All these measures were introduced at CLRC during 2001. How successful have they been? In spite of these measures there have been a number of compromised machines within CLRC, but none of the compromises has been serious and none have propagated internally. Very little disruption to the work of the Lab has resulted from either the compromises or the preventative measures taken, and to this extent the adopted approach has been successful. We believe the balance between prevention and working restrictions is about right.
The first observation is that the essential security methods are technically complex and subject to human error.

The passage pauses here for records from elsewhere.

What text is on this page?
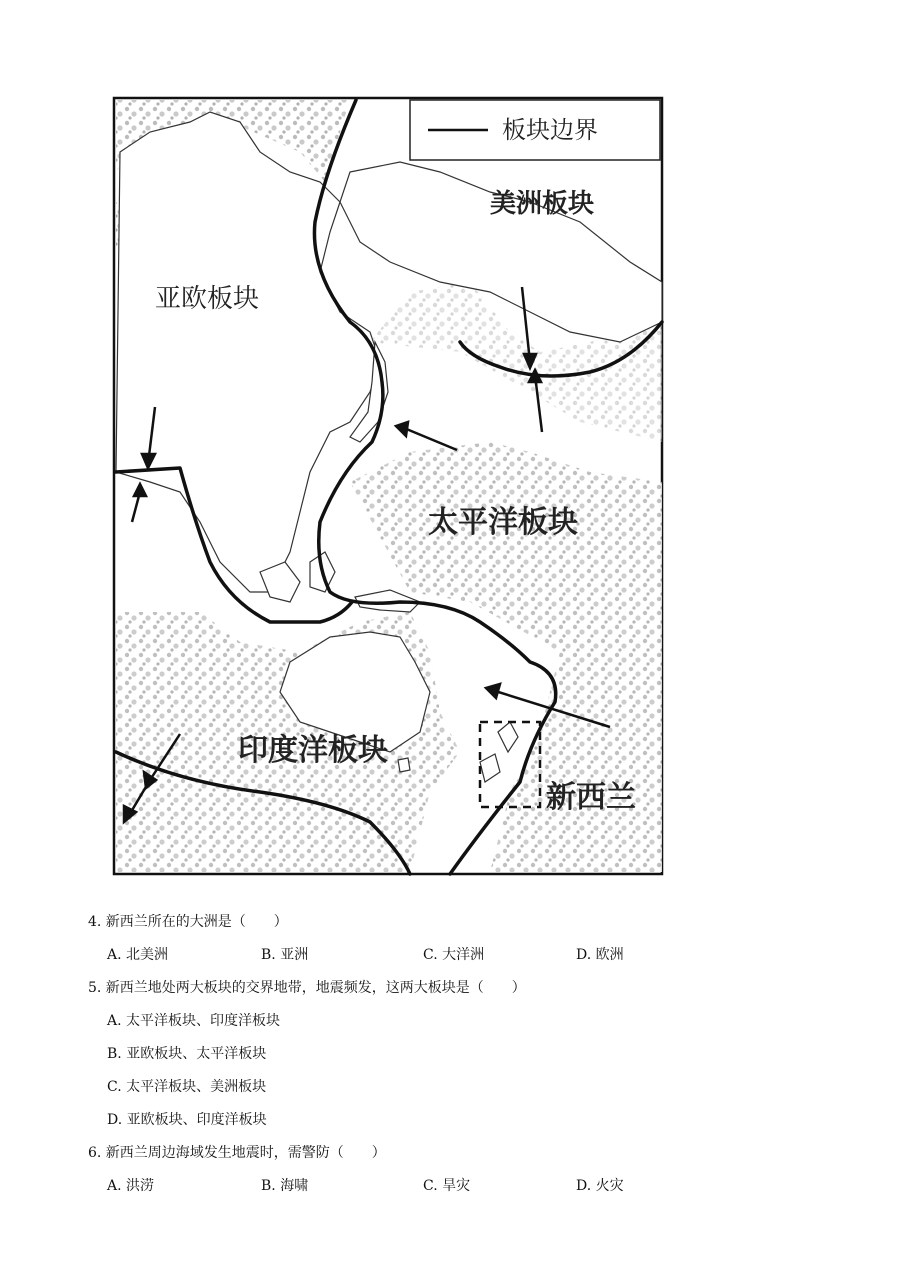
板块边界
美洲板块
亚欧板块
太平洋板块
印度洋板块
新西兰
4. 新西兰所在的大洲是（　　）
A. 北美洲	B. 亚洲	C. 大洋洲	D. 欧洲
5. 新西兰地处两大板块的交界地带，地震频发，这两大板块是（　　）
A. 太平洋板块、印度洋板块
B. 亚欧板块、太平洋板块
C. 太平洋板块、美洲板块
D. 亚欧板块、印度洋板块
6. 新西兰周边海域发生地震时，需警防（　　）
A. 洪涝	B. 海啸	C. 旱灾	D. 火灾
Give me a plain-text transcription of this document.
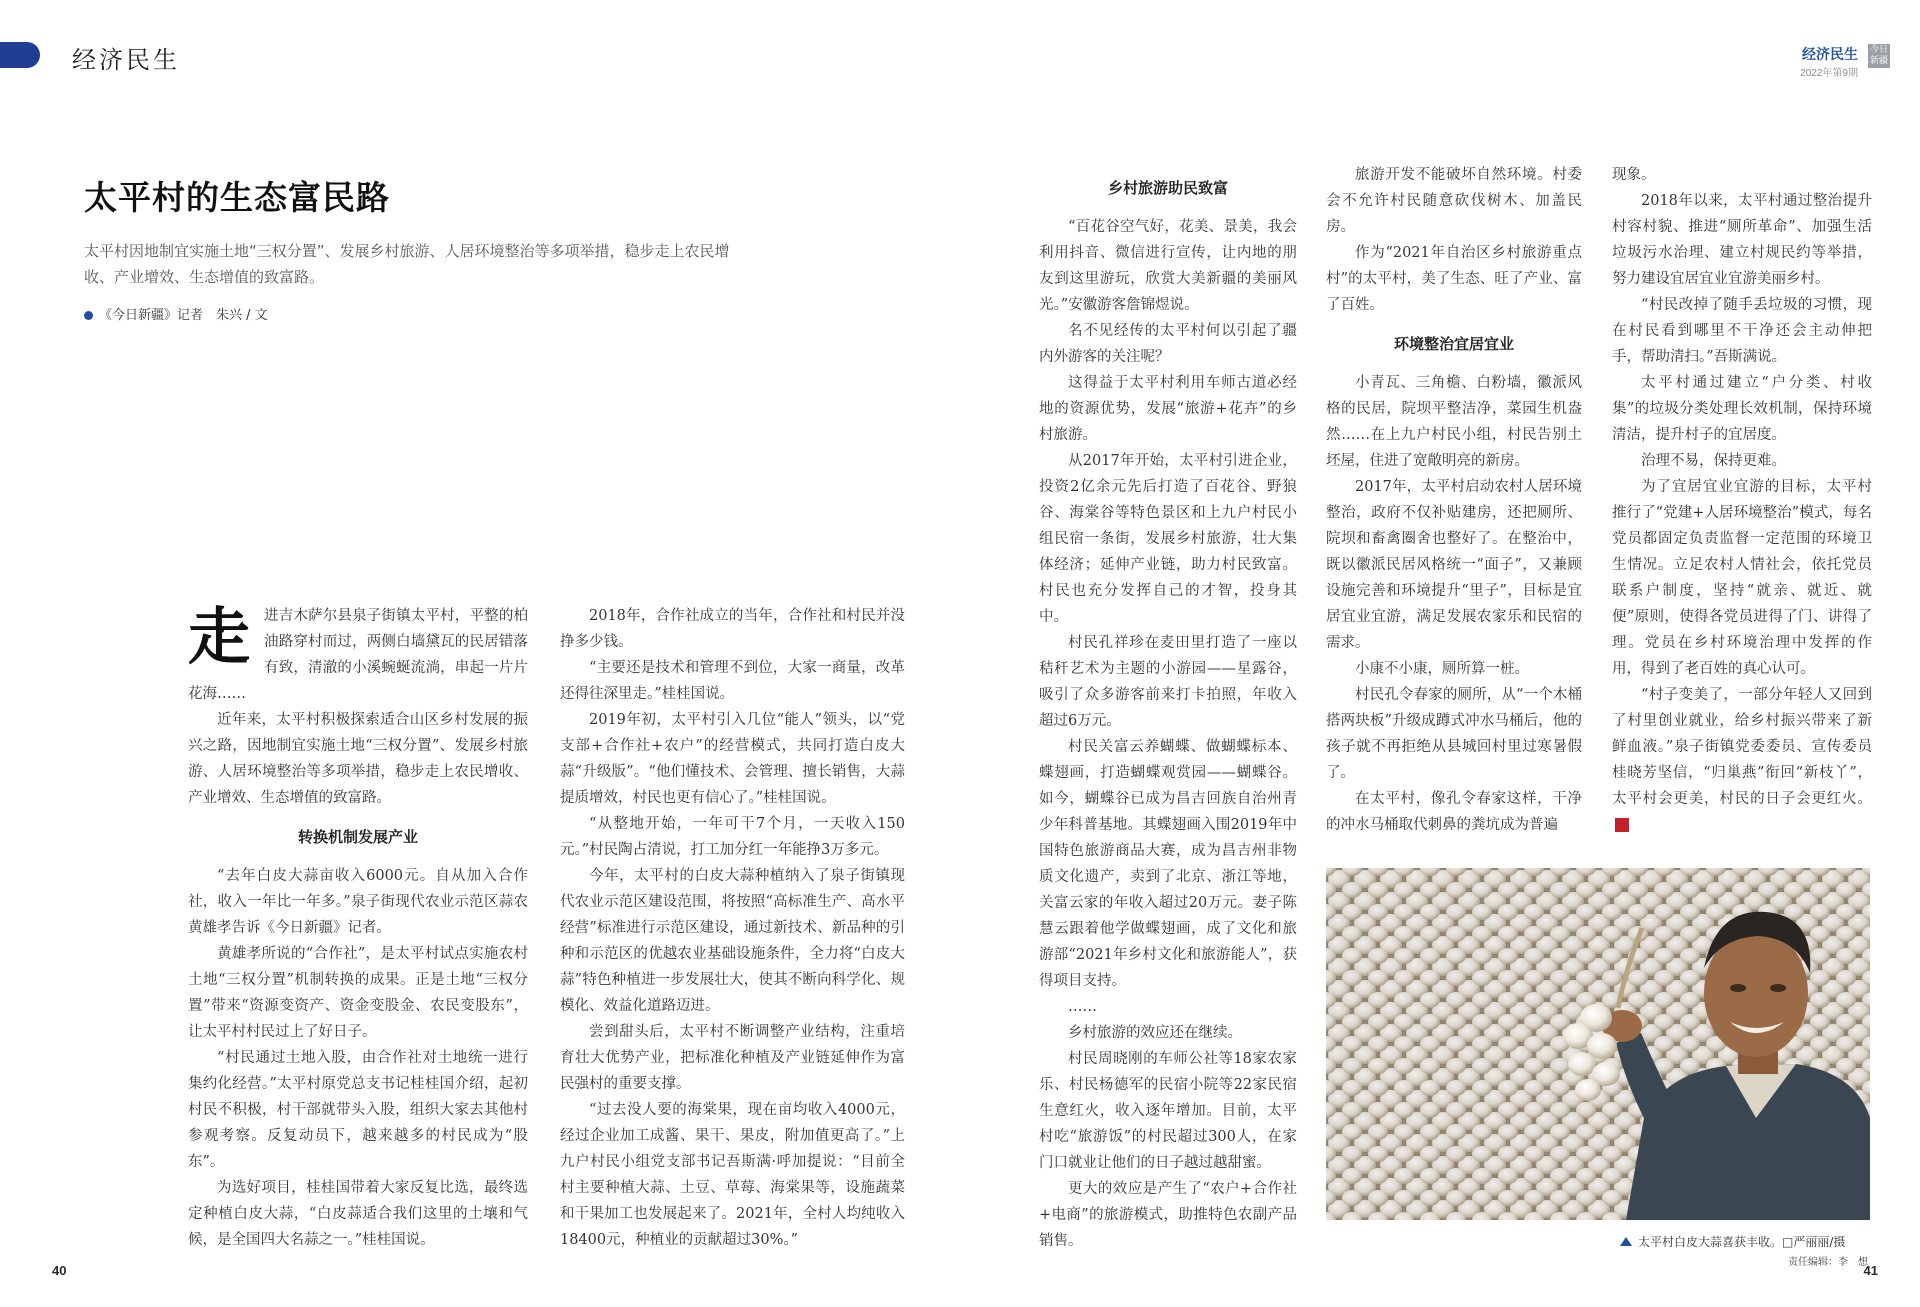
经济民生	经济民生
2022年第9期
今日新疆
太平村的生态富民路
太平村因地制宜实施土地“三权分置”、发展乡村旅游、人居环境整治等多项举措，稳步走上农民增收、产业增效、生态增值的致富路。
《今日新疆》记者　朱兴 / 文
走 进吉木萨尔县泉子街镇太平村，平整的柏油路穿村而过，两侧白墙黛瓦的民居错落有致，清澈的小溪蜿蜒流淌，串起一片片花海……

近年来，太平村积极探索适合山区乡村发展的振兴之路，因地制宜实施土地“三权分置”、发展乡村旅游、人居环境整治等多项举措，稳步走上农民增收、产业增效、生态增值的致富路。

转换机制发展产业

“去年白皮大蒜亩收入6000元。自从加入合作社，收入一年比一年多。”泉子街现代农业示范区蒜农黄雄孝告诉《今日新疆》记者。

黄雄孝所说的“合作社”，是太平村试点实施农村土地“三权分置”机制转换的成果。正是土地“三权分置”带来“资源变资产、资金变股金、农民变股东”，让太平村村民过上了好日子。

“村民通过土地入股，由合作社对土地统一进行集约化经营。”太平村原党总支书记桂桂国介绍，起初村民不积极，村干部就带头入股，组织大家去其他村参观考察。反复动员下，越来越多的村民成为“股东”。

为选好项目，桂桂国带着大家反复比选，最终选定种植白皮大蒜，“白皮蒜适合我们这里的土壤和气候，是全国四大名蒜之一。”桂桂国说。

2018年，合作社成立的当年，合作社和村民并没挣多少钱。

“主要还是技术和管理不到位，大家一商量，改革还得往深里走。”桂桂国说。

2019年初，太平村引入几位“能人”领头，以“党支部+合作社+农户”的经营模式，共同打造白皮大蒜“升级版”。“他们懂技术、会管理、擅长销售，大蒜提质增效，村民也更有信心了。”桂桂国说。

“从整地开始，一年可干7个月，一天收入150元。”村民陶占清说，打工加分红一年能挣3万多元。

今年，太平村的白皮大蒜种植纳入了泉子街镇现代农业示范区建设范围，将按照“高标准生产、高水平经营”标准进行示范区建设，通过新技术、新品种的引种和示范区的优越农业基础设施条件，全力将“白皮大蒜”特色种植进一步发展壮大，使其不断向科学化、规模化、效益化道路迈进。

尝到甜头后，太平村不断调整产业结构，注重培育壮大优势产业，把标准化种植及产业链延伸作为富民强村的重要支撑。

“过去没人要的海棠果，现在亩均收入4000元，经过企业加工成酱、果干、果皮，附加值更高了。”上九户村民小组党支部书记吾斯满·呼加提说：“目前全村主要种植大蒜、土豆、草莓、海棠果等，设施蔬菜和干果加工也发展起来了。2021年，全村人均纯收入18400元，种植业的贡献超过30%。”

乡村旅游助民致富

“百花谷空气好，花美、景美，我会利用抖音、微信进行宣传，让内地的朋友到这里游玩，欣赏大美新疆的美丽风光。”安徽游客詹锦煜说。

名不见经传的太平村何以引起了疆内外游客的关注呢？

这得益于太平村利用车师古道必经地的资源优势，发展“旅游+花卉”的乡村旅游。

从2017年开始，太平村引进企业，投资2亿余元先后打造了百花谷、野狼谷、海棠谷等特色景区和上九户村民小组民宿一条街，发展乡村旅游，壮大集体经济；延伸产业链，助力村民致富。村民也充分发挥自己的才智，投身其中。

村民孔祥珍在麦田里打造了一座以秸秆艺术为主题的小游园——星露谷，吸引了众多游客前来打卡拍照，年收入超过6万元。

村民关富云养蝴蝶、做蝴蝶标本、蝶翅画，打造蝴蝶观赏园——蝴蝶谷。如今，蝴蝶谷已成为昌吉回族自治州青少年科普基地。其蝶翅画入围2019年中国特色旅游商品大赛，成为昌吉州非物质文化遗产，卖到了北京、浙江等地，关富云家的年收入超过20万元。妻子陈慧云跟着他学做蝶翅画，成了文化和旅游部“2021年乡村文化和旅游能人”，获得项目支持。

……

乡村旅游的效应还在继续。

村民周晓刚的车师公社等18家农家乐、村民杨德军的民宿小院等22家民宿生意红火，收入逐年增加。目前，太平村吃“旅游饭”的村民超过300人，在家门口就业让他们的日子越过越甜蜜。

更大的效应是产生了“农户+合作社+电商”的旅游模式，助推特色农副产品销售。

旅游开发不能破坏自然环境。村委会不允许村民随意砍伐树木、加盖民房。

作为“2021年自治区乡村旅游重点村”的太平村，美了生态、旺了产业、富了百姓。

环境整治宜居宜业

小青瓦、三角檐、白粉墙，徽派风格的民居，院坝平整洁净，菜园生机盎然……在上九户村民小组，村民告别土坯屋，住进了宽敞明亮的新房。

2017年，太平村启动农村人居环境整治，政府不仅补贴建房，还把厕所、院坝和畜禽圈舍也整好了。在整治中，既以徽派民居风格统一“面子”，又兼顾设施完善和环境提升“里子”，目标是宜居宜业宜游，满足发展农家乐和民宿的需求。

小康不小康，厕所算一桩。

村民孔令春家的厕所，从“一个木桶搭两块板”升级成蹲式冲水马桶后，他的孩子就不再拒绝从县城回村里过寒暑假了。

在太平村，像孔令春家这样，干净的冲水马桶取代刺鼻的粪坑成为普遍

现象。

2018年以来，太平村通过整治提升村容村貌、推进“厕所革命”、加强生活垃圾污水治理、建立村规民约等举措，努力建设宜居宜业宜游美丽乡村。

“村民改掉了随手丢垃圾的习惯，现在村民看到哪里不干净还会主动伸把手，帮助清扫。”吾斯满说。

太平村通过建立“户分类、村收集”的垃圾分类处理长效机制，保持环境清洁，提升村子的宜居度。

治理不易，保持更难。

为了宜居宜业宜游的目标，太平村推行了“党建+人居环境整治”模式，每名党员都固定负责监督一定范围的环境卫生情况。立足农村人情社会，依托党员联系户制度，坚持“就亲、就近、就便”原则，使得各党员进得了门、讲得了理。党员在乡村环境治理中发挥的作用，得到了老百姓的真心认可。

“村子变美了，一部分年轻人又回到了村里创业就业，给乡村振兴带来了新鲜血液。”泉子街镇党委委员、宣传委员桂晓芳坚信，“归巢燕”衔回“新枝丫”，太平村会更美，村民的日子会更红火。J

太平村白皮大蒜喜获丰收。□严丽丽/摄
责任编辑：李　想
40	41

Most of the intrusions we have seen would have been prevented by the procedures outlined above, but mistakes, perhaps inevitably, were made by the people responsible for their implementation: filters in routers were installed incorrectly, system administrators failed to patch systems promptly or left services running which were not required, or misinterpreted often complex instructions regarding system patching. The lesson is that a single line of defence is inadequate. As many blocks, detection systems and protective measures as possible must be deployed. Externally facing servers must be combined to reduce their number and therefore also the number of staff involved in their maintenance, so concentrating the technical expertise where it matters.
Second, in addition to installing virus detection in all computers, relays and proxies it is now essential to install packet filters in multiple routers to safeguard against both human error and the subsequent internal propagation of infections should a system be compromised. This will require the reorganisation of the internal network to provide several levels of protection. In this respect the use of VLANs offers the simplest solution.
Thirdly, specific action needs to be taken to prevent infections of the more vulnerable home machines, visitor machines and laptops propagating should they be connected to the internal networks. Personal firewalls, specifically protected sub-nets and various security procedures all need to be considered and deployed.
All this in addition to maintaining all the virus checking, router filtering and security procedures already in place.